Femme belge d’origine marocaine
vivant avec ses 4 enfants dans le quartier
depuis 2 ans

Heyvaert constitue depuis des décennies une porte d’entrée de ville pour les primo-arrivants. Certains arrivent à Heyvaert par hasard. La proximité de la gare internationale du Midi joue ici un rôle indéniable.

« Je suis arrivé comme tout le monde, c’était en 2006, j’ai commencé à m’intégrer comme tout le monde, quand je suis arrivé je suis passé un peu partout. Je suis passé en Italie, j’ai fait quelques jours là-bas puis chez un ami à Paris puis je suis descendu à la gare du Midi. Je ne connaissais personne à Bruxelles et j’ai dit : ‘je vais aller comme ça et je vais m’installer là où on pourrait m’accepter’. Je ne connaissais rien du quartier, je suis venu comme ça. La première nuit, je l’ai passé ici, y a quelqu’un qui m’a hébergé chez lui. On a sympathisé, moi j’étais musulman et lui c’était un chrétien engagé. Il était engagé et c’est ça aussi le quartier. J’ai pris un risque, je n’étais pas sûr de rencontrer cette personne mais la vie elle-même elle est dangereuse. »

Ivoirien travaillant dans le commerce
de voitures d’occasion et vivant
depuis une petite dizaine
d’années dans le quartier

Beaucoup atterrissent à Heyvaert via le tissu social, des relations familiales, un réseau communautaire mais aussi en raison de la réputation d’un quartier où l’on a plus de chances de trouver une connaissance, un coup de main, un logement ou un travail.

« Le quartier, vous savez sociologiquement, est composé de populations immigrées et les Africains, ils se regroupent par rapport à là où il y a une forte présence de leur communauté d’origine, les Nigériens n’y dérogent pas, donc quand ils arrivent, ils vont là où ils sont sûrs de trouver un ami, une sœur qu’ils connaissent, ceux qui connaissent l’endroit qui vont vous aider ou vous héberger et finalement de l’hébergement d’une semaine, de l’hébergement de deux, trois ou huit jours, parfois ça devient quasi définitif. »

Nigérien de 45 ans installé à Heyvaert
depuis une dizaine d’années

Pour les primo-arrivants, les anciens migrants compatriotes jouent le rôle de guide et d’alliés de circonstance.
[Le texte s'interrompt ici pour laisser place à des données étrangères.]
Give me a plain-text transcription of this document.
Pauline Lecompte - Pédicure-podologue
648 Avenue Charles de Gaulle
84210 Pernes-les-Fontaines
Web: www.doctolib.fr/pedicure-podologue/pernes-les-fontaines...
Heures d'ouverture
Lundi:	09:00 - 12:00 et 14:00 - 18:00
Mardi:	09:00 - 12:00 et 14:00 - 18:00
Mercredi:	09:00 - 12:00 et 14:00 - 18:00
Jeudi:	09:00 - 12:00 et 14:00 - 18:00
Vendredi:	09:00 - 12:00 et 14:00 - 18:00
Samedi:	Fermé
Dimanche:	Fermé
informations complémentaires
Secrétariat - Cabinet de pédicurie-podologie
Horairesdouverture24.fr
Ces arrangements sociaux compensent le manque de ressources économiques des arrivants.

« Les anciens, les gens qui vous ont précédé dans le quartier, les gens qui maîtrisent tout le quartier, qui te guident, qui te conseillent sur les choses à faire et celles à ne pas faire. Les plus importants, ce sont les anciens… Je crois que tout arrivant est censé connaître ce quartier parce que c’est ici que tu vas voir tes compatriotes qui vont te guider. Même si tu n’as rien à faire, on te dit va sur la route, tu es obligé de venir voir tes compatriotes, pour faire des connaissances, tous les arrivants africains en Belgique doivent connaître ce quartier, c’est indispensable. »

Artiste nigérien de 40 ans arrivé
depuis quelques mois à Heyvaert

« Quand j’étais à Liège, je ne connaissais personne. Quand je me levais, c’était pour aller au travail et le soir si je sors du boulot c’est pour rentrer chez moi. Ici je peux dire qu’il y a un réseau avec les commerçants nigériens qui viennent de temps en temps et si j’ai besoin d’envoyer quelque chose comme les téléphones portables ou les PC, c’est eux que je vais voir, ils me les ramènent à la famille alors qu’à Liège je n’avais pas cette possibilité. »

Locataire

La présence du commerce de voitures aimante vers le quartier une large population subsaharienne.

« Je ne connaissais pas le quartier directement mais je faisais beaucoup de commandes de voitures depuis l’Italie. Je ne m’étais jamais déplacé, c’est des amis qui achetaient la voiture pour moi. J’avais des amis en Belgique, je leur envoyais de l’argent, ils m’achetaient une voiture et ils me la faisaient acheminer jusqu’à Dakar et c’est le jour où j’ai été dribblé, c’est le jour où des gens m’ont arnaqué que j’ai décidé de venir passer mes commandes moi-même. Quand je suis venu, j’ai apprécié le quartier, j’ai apprécié son ambiance et je suis resté. »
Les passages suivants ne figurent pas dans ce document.